WALSH, Robert, of Lincoln.

Published in The History of Parliament: the House of Commons 1386-1421, ed. J.S. Roskell, L. Clark, C. Rawcliffe., 1993
Available from Boydell and Brewer

Constituency

Dates

Dec. 1421

Family and Education

Offices Held

Commr. of inquiry, Lincoln July 1426 (survey Somerton castle).

Keeper of a lesser piece of the King’s seal for recognizances of debts, Lincoln Nov. 1427.

J.p. Lincs. (Kesteven) 6 Nov. 1435-Mar. 1437.
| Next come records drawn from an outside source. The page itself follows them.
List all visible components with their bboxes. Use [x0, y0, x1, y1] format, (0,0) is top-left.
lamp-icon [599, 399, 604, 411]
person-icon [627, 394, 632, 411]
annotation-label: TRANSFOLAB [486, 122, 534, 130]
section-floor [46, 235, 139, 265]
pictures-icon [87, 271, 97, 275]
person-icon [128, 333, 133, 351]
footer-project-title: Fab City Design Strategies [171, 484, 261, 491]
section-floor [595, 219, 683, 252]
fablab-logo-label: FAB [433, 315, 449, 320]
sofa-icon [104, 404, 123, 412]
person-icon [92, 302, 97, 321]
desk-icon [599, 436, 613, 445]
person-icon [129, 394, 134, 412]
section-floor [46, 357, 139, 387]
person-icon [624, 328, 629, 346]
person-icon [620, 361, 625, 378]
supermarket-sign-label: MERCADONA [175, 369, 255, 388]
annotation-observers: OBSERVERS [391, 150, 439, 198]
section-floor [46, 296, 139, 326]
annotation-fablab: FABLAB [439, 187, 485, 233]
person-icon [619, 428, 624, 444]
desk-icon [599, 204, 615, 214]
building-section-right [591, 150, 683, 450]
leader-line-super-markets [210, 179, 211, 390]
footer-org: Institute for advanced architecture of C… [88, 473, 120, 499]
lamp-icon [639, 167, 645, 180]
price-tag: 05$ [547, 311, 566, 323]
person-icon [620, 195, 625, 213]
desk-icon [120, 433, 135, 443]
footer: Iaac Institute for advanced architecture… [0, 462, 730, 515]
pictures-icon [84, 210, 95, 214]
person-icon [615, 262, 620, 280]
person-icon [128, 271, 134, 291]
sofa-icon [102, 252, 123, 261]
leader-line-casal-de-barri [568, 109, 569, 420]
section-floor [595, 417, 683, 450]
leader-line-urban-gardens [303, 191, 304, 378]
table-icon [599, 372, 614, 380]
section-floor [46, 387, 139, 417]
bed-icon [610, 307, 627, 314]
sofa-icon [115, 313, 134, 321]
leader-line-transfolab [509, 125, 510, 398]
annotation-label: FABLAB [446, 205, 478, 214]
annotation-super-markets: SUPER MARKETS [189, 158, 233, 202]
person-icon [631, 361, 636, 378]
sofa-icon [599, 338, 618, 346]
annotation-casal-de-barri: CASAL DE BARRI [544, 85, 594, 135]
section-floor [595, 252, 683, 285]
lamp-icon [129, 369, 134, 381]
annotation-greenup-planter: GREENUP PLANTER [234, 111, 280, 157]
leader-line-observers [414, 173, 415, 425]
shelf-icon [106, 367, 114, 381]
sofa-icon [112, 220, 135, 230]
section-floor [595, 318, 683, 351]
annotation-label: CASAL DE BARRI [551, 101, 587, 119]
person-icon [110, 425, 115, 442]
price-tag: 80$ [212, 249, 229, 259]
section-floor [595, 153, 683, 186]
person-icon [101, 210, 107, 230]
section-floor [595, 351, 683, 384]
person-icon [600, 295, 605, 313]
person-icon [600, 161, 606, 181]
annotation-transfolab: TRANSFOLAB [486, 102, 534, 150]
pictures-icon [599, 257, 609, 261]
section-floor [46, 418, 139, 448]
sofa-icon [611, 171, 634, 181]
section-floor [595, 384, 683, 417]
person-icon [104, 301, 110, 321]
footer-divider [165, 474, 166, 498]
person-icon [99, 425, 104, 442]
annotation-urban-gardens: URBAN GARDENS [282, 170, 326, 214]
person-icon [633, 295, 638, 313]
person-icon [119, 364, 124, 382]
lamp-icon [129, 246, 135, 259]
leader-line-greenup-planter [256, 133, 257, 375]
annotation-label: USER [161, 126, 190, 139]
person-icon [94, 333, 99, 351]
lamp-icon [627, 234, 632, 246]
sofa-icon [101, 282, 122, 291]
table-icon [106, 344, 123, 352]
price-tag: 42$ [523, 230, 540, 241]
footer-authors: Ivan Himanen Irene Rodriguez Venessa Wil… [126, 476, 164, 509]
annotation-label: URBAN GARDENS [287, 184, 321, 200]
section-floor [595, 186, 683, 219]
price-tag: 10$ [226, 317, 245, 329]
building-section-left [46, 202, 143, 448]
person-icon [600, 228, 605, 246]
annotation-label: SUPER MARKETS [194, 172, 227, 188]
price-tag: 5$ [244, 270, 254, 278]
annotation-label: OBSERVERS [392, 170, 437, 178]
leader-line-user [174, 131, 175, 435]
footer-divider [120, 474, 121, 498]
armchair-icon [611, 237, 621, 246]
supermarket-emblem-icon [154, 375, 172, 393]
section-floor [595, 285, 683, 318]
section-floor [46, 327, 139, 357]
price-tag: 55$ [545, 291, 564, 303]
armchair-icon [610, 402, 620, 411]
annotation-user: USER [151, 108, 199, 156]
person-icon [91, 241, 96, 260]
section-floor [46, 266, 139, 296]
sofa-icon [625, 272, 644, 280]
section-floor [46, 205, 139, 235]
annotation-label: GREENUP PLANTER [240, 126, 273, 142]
Assessor of a tax, Lincoln Jan. 1436.

Biography

Although nowhere described as such, Walsh was almost certainly a lawyer, for most of the evidence to survive about him concerns his activities as a trustee, mainpernor and attorney. He first comes to notice in August 1409, when he represented a clerk named John Hertlipole at the Lincoln assizes on the very same day that he was summoned to appear there himself as one of several defendants in a property dispute. His associates on this occasion included Robert Sutton*, whose son, Hamon Sutton*, was destined to become his parliamentary colleague and close friend. Meanwhile, in November 1410 and again in May 1411, Walsh agreed to stand surety in Chancery for various local men involved in litigation there. Not long afterwards he obtained from the Exchequer the shared lease of a plot of land and a shop in Lincoln for a period of four years. His circle of clients was evidently growing throughout this period, and in March 1414 he again acted as an attorney at the Lincoln assizes, this time for a group of influential landowners from the surrounding area.1

Walsh was first returned to Parliament by the burgesses of Lincoln in 1417 and subsequently represented them on at least nine more occasions, his popularity in part, no doubt, being due to the fact that legal matters took him regularly to Westminster. At some point over the next seven years, for example, he and Richard Duffield* offered pledges in Chancery on behalf of the sheriff of Lincoln; and in 1421 he gave the King’s Council personal guarantees that Katherine, the daughter of John Storeton, would not marry without a royal licence. Walsh often acted as a trustee, nost notably in 1418, when he and a distinguished group of men including Henry Somer* and William Kinwolmarsh (then deputy treasurer of England) acquired a title to the manor of Resham in Lincolnshire. In 1425 he and Hamon Sutton performed a similar service for William Blyton*; and again, two years later, they became feoffees of land in Cold Hanworth. It was about then that Walsh began a lawsuit on his own account against one William Broghton of Waddington, whom he arraigned on an assize of novel disseisin at Lincoln. His participation in local government began in 1427, with his assumption of responsibility for the sealing of recognizances for debt in Lincoln. On Hamon Sutton’s appointment as sheriff of Lincolnshire Walsh duly offered guarantees of his good behaviour in office.2

A man of wide-ranging and diverse connexions, Walsh once more discharged the duties of a mainpernor in 1431, this time at the Exchequer on behalf of the trustees of the late Sir Robert Neville*. Two years later Alice, Lady Deincourt, made Walsh one of the executors of her first will, but he clearly predeceased her by many years as she lived on until 1474. Nothing more is in fact heard of him after March 1437, when he was replaced as a j.p. in Kesteven.3

Ref Volumes: 1386-1421

Author: C.R.

Notes

  • 1. JUST 1/1514 rot. 100, 100v, 1524 rot. 6v; CCR, 1409-13, pp. 178, 212; CFR, xiii. 221.
  • 2. CP25(1)144/155, 145/156/14, 157/2; JUST 1/1537 rot. 8; Sel. Cases in Chancery (Selden Soc. x), 118; CFR, xv. 250; CCR, 1419-22, pp. 206-7.
  • 3. Early Lincoln Wills ed. Gibbons, 160; CFR, xvi. 24.